Two points worth noting:
  • the resampling adds or removes a couple of points. This happens because my BG meter clock doesn't have second resolution and drifts a bit. Since I use the closest previous CGM data points provided it is withing two minutes on the BG test and since the granularity of the prediction is 1 minute, a few points drift in and out of the window. This has no impact on the results in one case and actually worsens it a bit in the other case.
  • the predictive algorithm usually improves accuracy but worsens it in some cases (not unlike the Libre in fact)
Anyway, since this is a kitchen sink experiment, who cares...



But things start to get interesting with the Roche sensor. The Roche sensor is a bit of a "Loch Ness" sensor. Roche published material talking about Artificial Pancreas Development in 2003, supported by a micro dialysis CGM sensor. Twelve years later, they are still talking about it, but outside of a few clinical tests, I don't think many people have seen the beast. Micro dialysis has a few advantages over glucose oxydase based sensors, but also a few inconveniences. It relies on a flow of ringer through a double lumen catheter and the ringer, as I understand it, doesn't recycle itself and must be discarded. Even at a few micro-liters per minute, that puts some limits on what it achievable in the form factor diabetics are now expecting from their CGMs. Plus there is the issue of generating the flow.

The Roche sensor claimed extremely good results in that paper in 2013 (so much that I was expecting it instead of the Libre in 2014), was used in AP tests in 2014 And come 2015, new sightings of the monster have been reported.

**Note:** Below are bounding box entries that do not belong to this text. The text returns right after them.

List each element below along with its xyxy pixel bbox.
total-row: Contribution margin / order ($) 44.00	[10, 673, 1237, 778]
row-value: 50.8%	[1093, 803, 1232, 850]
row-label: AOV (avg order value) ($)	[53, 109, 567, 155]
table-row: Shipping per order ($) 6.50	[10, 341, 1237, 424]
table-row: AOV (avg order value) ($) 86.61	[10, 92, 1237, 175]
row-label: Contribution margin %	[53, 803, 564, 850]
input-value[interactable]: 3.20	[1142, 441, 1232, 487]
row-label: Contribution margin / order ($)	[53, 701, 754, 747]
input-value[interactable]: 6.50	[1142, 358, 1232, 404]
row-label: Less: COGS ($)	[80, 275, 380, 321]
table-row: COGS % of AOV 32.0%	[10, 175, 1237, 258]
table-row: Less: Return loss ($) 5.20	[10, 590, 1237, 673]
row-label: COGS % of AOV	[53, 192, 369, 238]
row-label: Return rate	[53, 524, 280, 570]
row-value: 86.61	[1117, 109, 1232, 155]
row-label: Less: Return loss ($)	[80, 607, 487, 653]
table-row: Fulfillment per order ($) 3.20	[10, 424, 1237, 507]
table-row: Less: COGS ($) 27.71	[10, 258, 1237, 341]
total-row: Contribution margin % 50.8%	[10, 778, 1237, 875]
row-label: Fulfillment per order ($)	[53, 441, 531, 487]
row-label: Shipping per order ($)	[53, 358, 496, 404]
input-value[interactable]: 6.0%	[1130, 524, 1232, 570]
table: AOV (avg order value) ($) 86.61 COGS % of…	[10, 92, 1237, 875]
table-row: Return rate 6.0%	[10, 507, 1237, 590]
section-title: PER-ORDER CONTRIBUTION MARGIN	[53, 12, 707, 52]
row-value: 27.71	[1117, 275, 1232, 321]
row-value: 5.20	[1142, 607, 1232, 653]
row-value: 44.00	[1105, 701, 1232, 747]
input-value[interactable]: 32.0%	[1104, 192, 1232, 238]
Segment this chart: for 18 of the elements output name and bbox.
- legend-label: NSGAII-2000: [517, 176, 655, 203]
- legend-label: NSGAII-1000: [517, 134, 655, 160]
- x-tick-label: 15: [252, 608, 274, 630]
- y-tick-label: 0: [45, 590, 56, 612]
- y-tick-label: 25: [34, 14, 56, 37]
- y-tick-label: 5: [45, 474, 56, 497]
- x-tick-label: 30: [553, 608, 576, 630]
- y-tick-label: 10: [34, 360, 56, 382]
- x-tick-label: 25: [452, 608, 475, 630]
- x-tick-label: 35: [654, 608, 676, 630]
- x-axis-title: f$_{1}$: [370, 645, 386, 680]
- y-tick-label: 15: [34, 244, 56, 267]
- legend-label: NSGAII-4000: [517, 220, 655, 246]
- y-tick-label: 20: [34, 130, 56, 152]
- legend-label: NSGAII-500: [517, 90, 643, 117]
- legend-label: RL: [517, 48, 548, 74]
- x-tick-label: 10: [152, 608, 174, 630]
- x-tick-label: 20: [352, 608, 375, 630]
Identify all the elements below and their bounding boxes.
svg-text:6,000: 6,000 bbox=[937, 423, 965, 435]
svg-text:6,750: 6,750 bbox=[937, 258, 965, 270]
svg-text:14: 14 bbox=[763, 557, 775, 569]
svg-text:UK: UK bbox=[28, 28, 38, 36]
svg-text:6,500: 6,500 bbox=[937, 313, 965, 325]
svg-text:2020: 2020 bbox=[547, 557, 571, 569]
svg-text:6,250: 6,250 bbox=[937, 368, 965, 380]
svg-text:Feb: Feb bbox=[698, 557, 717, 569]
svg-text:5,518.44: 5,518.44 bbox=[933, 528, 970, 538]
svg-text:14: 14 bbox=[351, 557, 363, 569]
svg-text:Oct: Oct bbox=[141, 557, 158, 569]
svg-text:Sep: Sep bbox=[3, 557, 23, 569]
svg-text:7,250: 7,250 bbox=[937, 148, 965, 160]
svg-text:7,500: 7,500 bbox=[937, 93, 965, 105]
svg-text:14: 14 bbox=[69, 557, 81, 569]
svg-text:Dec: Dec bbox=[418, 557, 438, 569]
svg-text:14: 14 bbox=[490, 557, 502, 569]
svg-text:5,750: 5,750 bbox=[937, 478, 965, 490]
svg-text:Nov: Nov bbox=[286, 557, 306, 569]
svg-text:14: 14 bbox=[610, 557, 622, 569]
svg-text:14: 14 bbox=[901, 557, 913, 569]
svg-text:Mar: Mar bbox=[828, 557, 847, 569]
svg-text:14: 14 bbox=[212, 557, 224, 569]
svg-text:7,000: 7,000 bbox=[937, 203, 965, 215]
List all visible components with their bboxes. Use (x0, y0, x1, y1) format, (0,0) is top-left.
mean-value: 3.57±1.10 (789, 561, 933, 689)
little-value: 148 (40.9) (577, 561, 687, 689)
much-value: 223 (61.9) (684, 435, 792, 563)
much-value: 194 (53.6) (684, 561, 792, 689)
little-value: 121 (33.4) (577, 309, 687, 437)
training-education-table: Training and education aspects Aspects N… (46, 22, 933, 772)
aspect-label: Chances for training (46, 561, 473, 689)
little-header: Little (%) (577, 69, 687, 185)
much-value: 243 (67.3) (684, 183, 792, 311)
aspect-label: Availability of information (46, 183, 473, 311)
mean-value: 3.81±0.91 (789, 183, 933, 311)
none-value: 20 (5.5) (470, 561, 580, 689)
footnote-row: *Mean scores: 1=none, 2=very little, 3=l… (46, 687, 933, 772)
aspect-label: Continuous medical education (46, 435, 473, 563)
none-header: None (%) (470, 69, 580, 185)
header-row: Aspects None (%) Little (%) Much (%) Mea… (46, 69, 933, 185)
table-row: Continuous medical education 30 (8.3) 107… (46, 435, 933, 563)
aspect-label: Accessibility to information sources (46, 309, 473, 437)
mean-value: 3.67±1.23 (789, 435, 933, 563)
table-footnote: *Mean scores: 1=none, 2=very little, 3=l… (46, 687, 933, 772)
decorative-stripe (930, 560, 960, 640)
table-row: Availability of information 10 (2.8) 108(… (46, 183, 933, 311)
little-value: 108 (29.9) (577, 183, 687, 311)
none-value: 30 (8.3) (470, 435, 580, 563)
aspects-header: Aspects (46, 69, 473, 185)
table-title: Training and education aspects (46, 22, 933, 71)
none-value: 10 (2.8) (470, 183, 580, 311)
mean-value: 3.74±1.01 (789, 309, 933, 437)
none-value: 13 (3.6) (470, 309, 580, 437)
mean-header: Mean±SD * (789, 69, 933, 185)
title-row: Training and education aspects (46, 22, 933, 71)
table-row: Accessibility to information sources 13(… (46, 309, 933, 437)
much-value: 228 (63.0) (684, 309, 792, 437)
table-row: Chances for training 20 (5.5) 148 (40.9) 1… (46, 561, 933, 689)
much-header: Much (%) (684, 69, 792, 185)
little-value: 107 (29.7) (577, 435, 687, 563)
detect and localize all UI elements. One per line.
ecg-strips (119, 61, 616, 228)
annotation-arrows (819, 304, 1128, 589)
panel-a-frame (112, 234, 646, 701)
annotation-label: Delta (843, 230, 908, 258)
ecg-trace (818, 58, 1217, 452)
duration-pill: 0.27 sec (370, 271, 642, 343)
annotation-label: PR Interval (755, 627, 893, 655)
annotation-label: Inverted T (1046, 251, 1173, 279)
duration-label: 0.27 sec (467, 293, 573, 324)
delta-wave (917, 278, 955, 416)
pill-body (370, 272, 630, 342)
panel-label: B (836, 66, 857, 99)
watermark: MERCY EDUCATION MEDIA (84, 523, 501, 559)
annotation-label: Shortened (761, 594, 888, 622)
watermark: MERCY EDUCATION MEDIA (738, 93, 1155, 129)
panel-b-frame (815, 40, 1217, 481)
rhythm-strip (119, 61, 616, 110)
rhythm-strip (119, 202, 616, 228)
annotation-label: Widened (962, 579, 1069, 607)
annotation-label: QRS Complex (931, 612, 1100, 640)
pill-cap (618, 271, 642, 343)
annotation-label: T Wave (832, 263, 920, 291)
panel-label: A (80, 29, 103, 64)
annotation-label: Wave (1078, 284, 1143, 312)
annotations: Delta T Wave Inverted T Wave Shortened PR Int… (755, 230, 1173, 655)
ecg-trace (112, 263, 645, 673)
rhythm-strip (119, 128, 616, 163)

In this paper, for example, where it is reported to track rapid changes much better than the Dexcom G4: Rate-of-Change Dependence of the Performance of Two CGM Systems During Induced Glucose Swings.(Pleus S1, Schoemaker M2, Morgenstern K2, Schmelzeisen-Redeker G2, Haug C3, Link M3, Zschornack E3, Freckmann G3.)  

Hmmmmm, tracking rapid changes much better than the Dexcom? Where have we seen this before?

And where does the magic come from? Can you guess? A second paper by some of the same authors provides the answer: Time Delay of CGM sensors Günther Schmelzeisen-Redeker, PhD1,Michael Schoemaker, PhD1 Harald Kirchsteiger, PhD2 Guido Freckmann, MD3 Lutz Heinemann, PhD4 Luigi del Re, PhD2

And the answer is: predictive algorithms.

In an environment where the vast majority of endocrinologists are still somewhat uncomfortable with basic CGMs, devices that often do not actually display a measured value but show a predicted one could be a tough sell. Fortunately, the vast majority of practicing endocrinologists will neither have the time nor the desire to explore the darkest recesses of the technology behind their tools and they won't know.

PS: and yes, I am aware that yet another player based on another technology (senseonics) has also published significant results. But at this point, I have mixed feelings on the potential scarring.